Robert Francoeur dice de la presión orgásmica sobre las mujeres en relaciones heterosexuales que «es mucho más probable que las mujeres finjan tener un orgasmo cuando no lo tienen» y señala que no hacerlo con frecuencia trae como resultado «verdaderos problemas de resentimiento e incluso ira con la pareja».

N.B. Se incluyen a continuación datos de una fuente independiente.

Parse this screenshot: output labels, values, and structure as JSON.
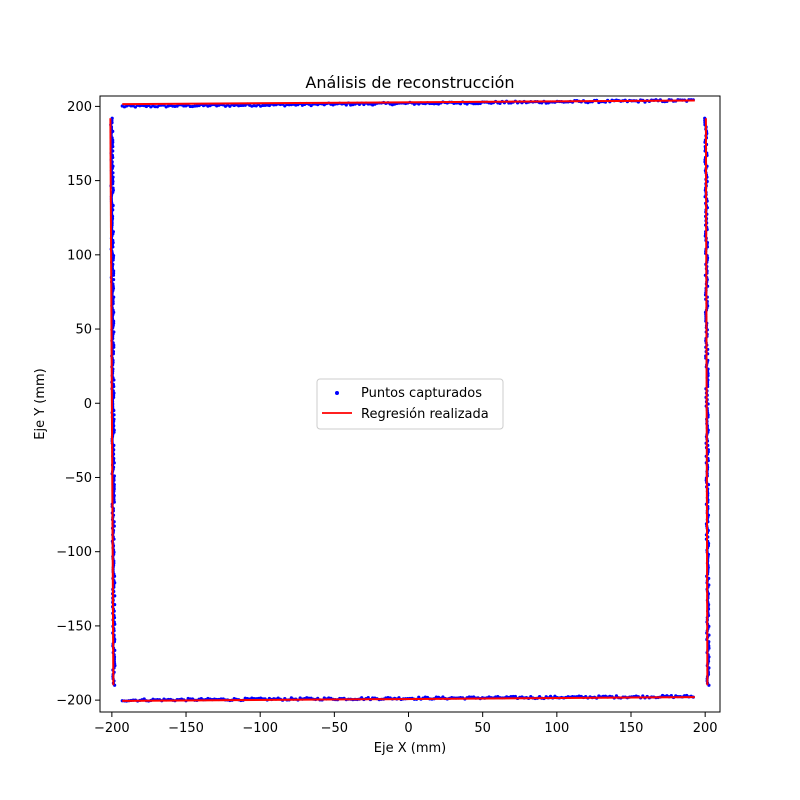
{
  "chart_data": {
    "type": "scatter",
    "title": "Análisis de reconstrucción",
    "xlabel": "Eje X (mm)",
    "ylabel": "Eje Y (mm)",
    "xlim": [
      -208,
      210
    ],
    "ylim": [
      -208,
      207
    ],
    "xticks": [
      -200,
      -150,
      -100,
      -50,
      0,
      50,
      100,
      150,
      200
    ],
    "yticks": [
      -200,
      -150,
      -100,
      -50,
      0,
      50,
      100,
      150,
      200
    ],
    "grid": false,
    "legend_position": "center",
    "legend": [
      "Puntos capturados",
      "Regresión realizada"
    ],
    "colors": {
      "points": "#0000ff",
      "regression": "#ff0000"
    },
    "series": [
      {
        "name": "Puntos capturados",
        "kind": "scatter",
        "segments": [
          {
            "side": "top",
            "x": [
              -193,
              192
            ],
            "y": [
              200,
              204
            ]
          },
          {
            "side": "bottom",
            "x": [
              -193,
              192
            ],
            "y": [
              -200,
              -197.5
            ]
          },
          {
            "side": "left",
            "x": [
              -200,
              -198.5
            ],
            "y": [
              192,
              -190
            ]
          },
          {
            "side": "right",
            "x": [
              200.5,
              202
            ],
            "y": [
              192,
              -190
            ]
          }
        ]
      },
      {
        "name": "Regresión realizada",
        "kind": "line",
        "lines": [
          {
            "side": "top",
            "x": [
              -193,
              193
            ],
            "y": [
              201.5,
              204
            ]
          },
          {
            "side": "bottom",
            "x": [
              -193,
              193
            ],
            "y": [
              -200.5,
              -198
            ]
          },
          {
            "side": "left",
            "x": [
              -201,
              -199
            ],
            "y": [
              192,
              -190
            ]
          },
          {
            "side": "right",
            "x": [
              200.5,
              201.5
            ],
            "y": [
              192,
              -190
            ]
          }
        ]
      }
    ]
  }
}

No todas las mujeres están de acuerdo. Stephanie Alexander escribía en Cosmopolitan en 1995 que fingir orgasmos «no es más que un asunto de conveniencia, para no mencionar la buena educación». Refiriéndose al coste de explicar por qué una no ha llegado al orgasmo, pregunta: «Cuando tienes que levantarte a la mañana siguiente para ir a trabajar ¿quién va a perder dos horas en hacerle sentirse mejor por no haberte hecho disfrutar?» En efecto, estos relatos sugieren que se espera de la mitad de la pareja heterosexual que sacrifique la mutualidad orgásmica para evitar las inevitables tensiones que navegar en el barco androcéntrico trae sobre la relación. Como cultura, tenemos que atribuirle un valor altísimo a la norma androcéntrica para sugerir que conservarla merezca este precio.

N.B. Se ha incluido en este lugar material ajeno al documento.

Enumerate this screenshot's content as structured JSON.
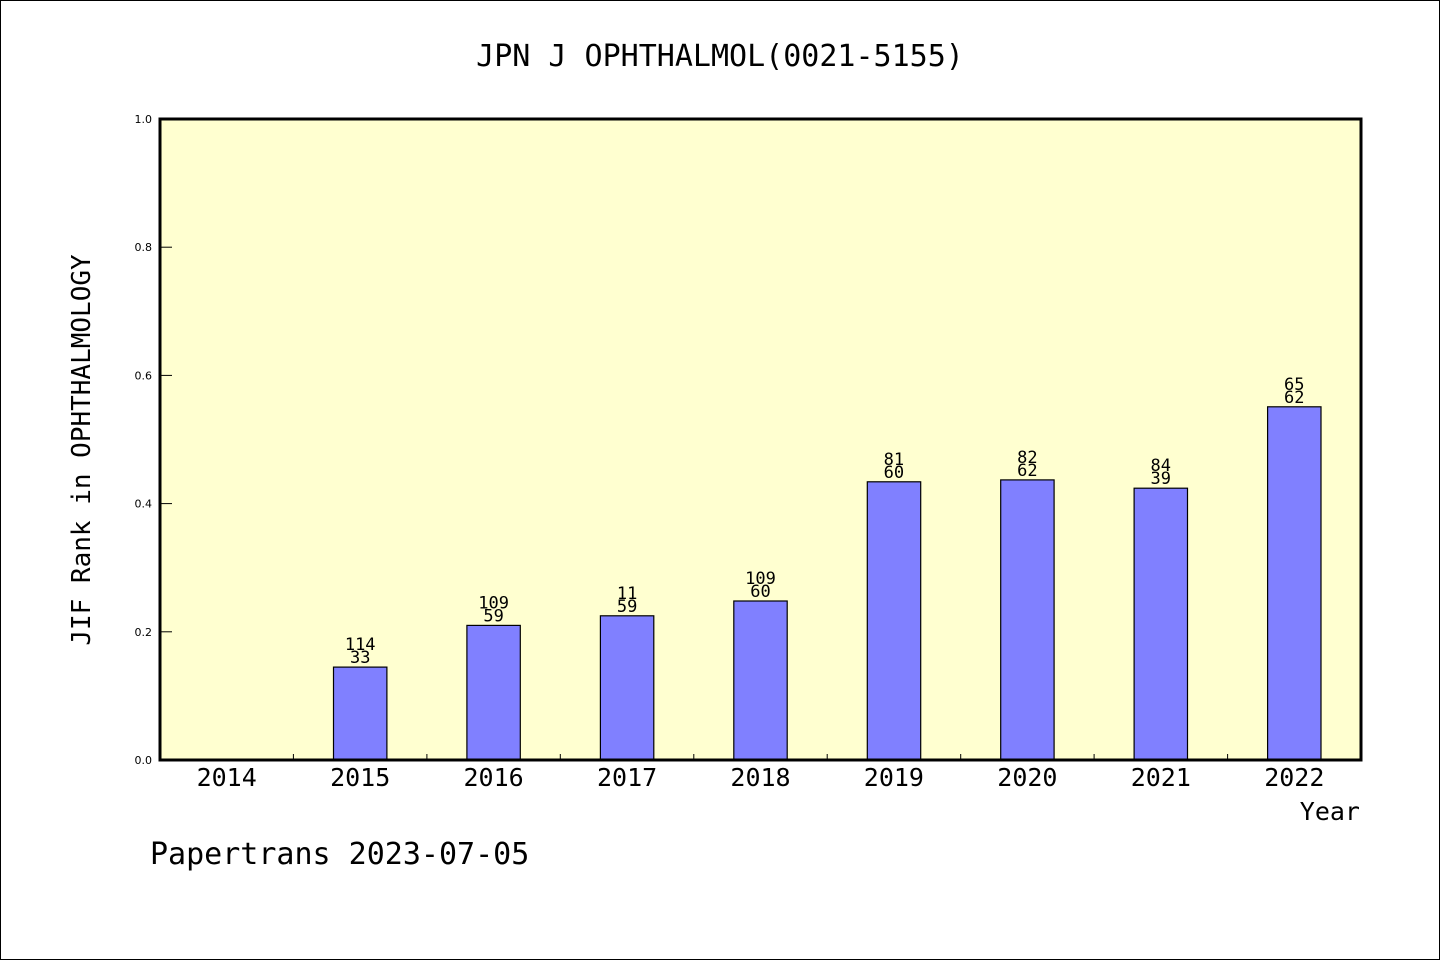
{
  "chart_data": {
    "type": "bar",
    "title": "JPN J OPHTHALMOL(0021-5155)",
    "xlabel": "Year",
    "ylabel": "JIF Rank in OPHTHALMOLOGY",
    "categories": [
      "2014",
      "2015",
      "2016",
      "2017",
      "2018",
      "2019",
      "2020",
      "2021",
      "2022"
    ],
    "values": [
      null,
      0.145,
      0.21,
      0.225,
      0.248,
      0.434,
      0.437,
      0.424,
      0.551
    ],
    "label_top": [
      "",
      "114",
      "109",
      "11",
      "109",
      "81",
      "82",
      "84",
      "65"
    ],
    "label_bottom": [
      "",
      "33",
      "59",
      "59",
      "60",
      "60",
      "62",
      "39",
      "62"
    ],
    "ylim": [
      0,
      1.0
    ],
    "yticks": [
      "0.0",
      "0.2",
      "0.4",
      "0.6",
      "0.8",
      "1.0"
    ],
    "grid": false,
    "colors": {
      "plot_background": "#FFFFD0",
      "bar_fill": "#8080FF",
      "bar_stroke": "#000000",
      "axis": "#000000"
    }
  },
  "footer": {
    "text": "Papertrans 2023-07-05"
  }
}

En la segunda mitad del siglo XX, el trabajo de Masters y Johnson y sus seguidores ha hecho otro sacrificio en el altar del modelo androcéntrico de la sexualidad: la objetividad del pensamiento científico. Cuando estos investigadores eligieron su muestra, seleccionaron nada más mujeres que regularmente alcanzaban el orgasmo en el coito, un error que, vale la pena recordar, no cometió su predecesor, Alfred Kinsey. Cuando Masters y Johnson hicieron su estudio ya se sabía que estas mujeres eran minoría, pero aparentemente se decidió que representaban la normalidad. El uso científico de la estadística dice normalmente que la mayoría representa la norma, es decir, el rango normal es la parte de la curva que está justo debajo de la campana. Si el sesgo favorable a la norma androcéntrica no hubiera estado tan extendido, Masters y Johnson hubieran sido el hazmerreír de la comunidad científica. Pero no fue así. Hasta que Shere Hite atacó los resultados en 1976 no empezaron a cuestionarse los métodos de selección e interpretación de Masters y Johnson. Errores así no solo han impedido que comprendiéramos el orgasmo femenino, también han evitado que nos diéramos cuenta cabal de lo individual e idiosincrático que es el placer sexual para ambos sexos.

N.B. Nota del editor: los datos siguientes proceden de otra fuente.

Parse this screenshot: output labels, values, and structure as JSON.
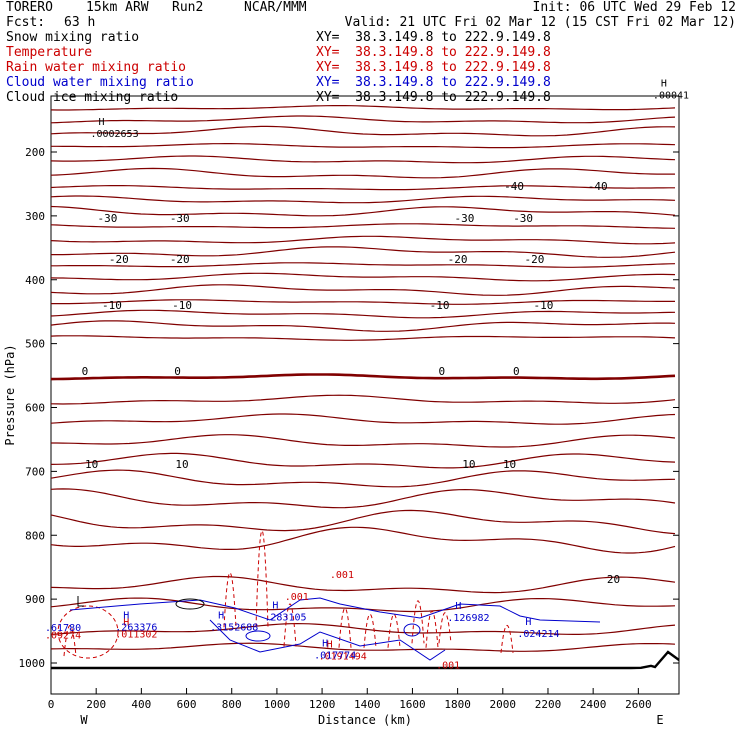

Las reacciones (y las reacciones exageradas) al estudio de Hite también nos dicen mucho sobre lo intensamente que hemos querido defender el modelo androcéntrico. Se criticó mucho su trabajo porque los participantes se habían autoseleccionado, un problema que no solo había aparecido con las muestras de Kinsey y de Masters y Johnson sino con casi todas las investigaciones sobre prácticas sexuales en EE.UU en los últimos cien años. Desde un punto de vista simplemente práctico, no se puede obligar a los participantes a responder sinceramente a cuestiones sobre su conducta íntima, los investigadores no tienen más elección que apoyarse en datos cuya fiabilidad es dudosa y debe seguir siéndolo. Pero en el caso de Hite hubo muchos más intentos de convertir esta dificultad en un error invalidante que los que hubo frente al trabajo de sus predecesores. Para rechazar directamente las hipótesis de Hite se oyeron excusas de lo más endeble y vergonzosamente androcentristas. En 1986, por ejemplo, se debatían los informes de Hite en una sesión de historia de la sexualidad de la Organization of American Historians. Uno de los participantes masculinos criticaba la atención de Hite al tema del orgasmo en las relaciones heterosexuales como «un tanto mecanicista». Una crítica muy simplista desde el lado de la relación que tiene la mayoría de los orgasmos.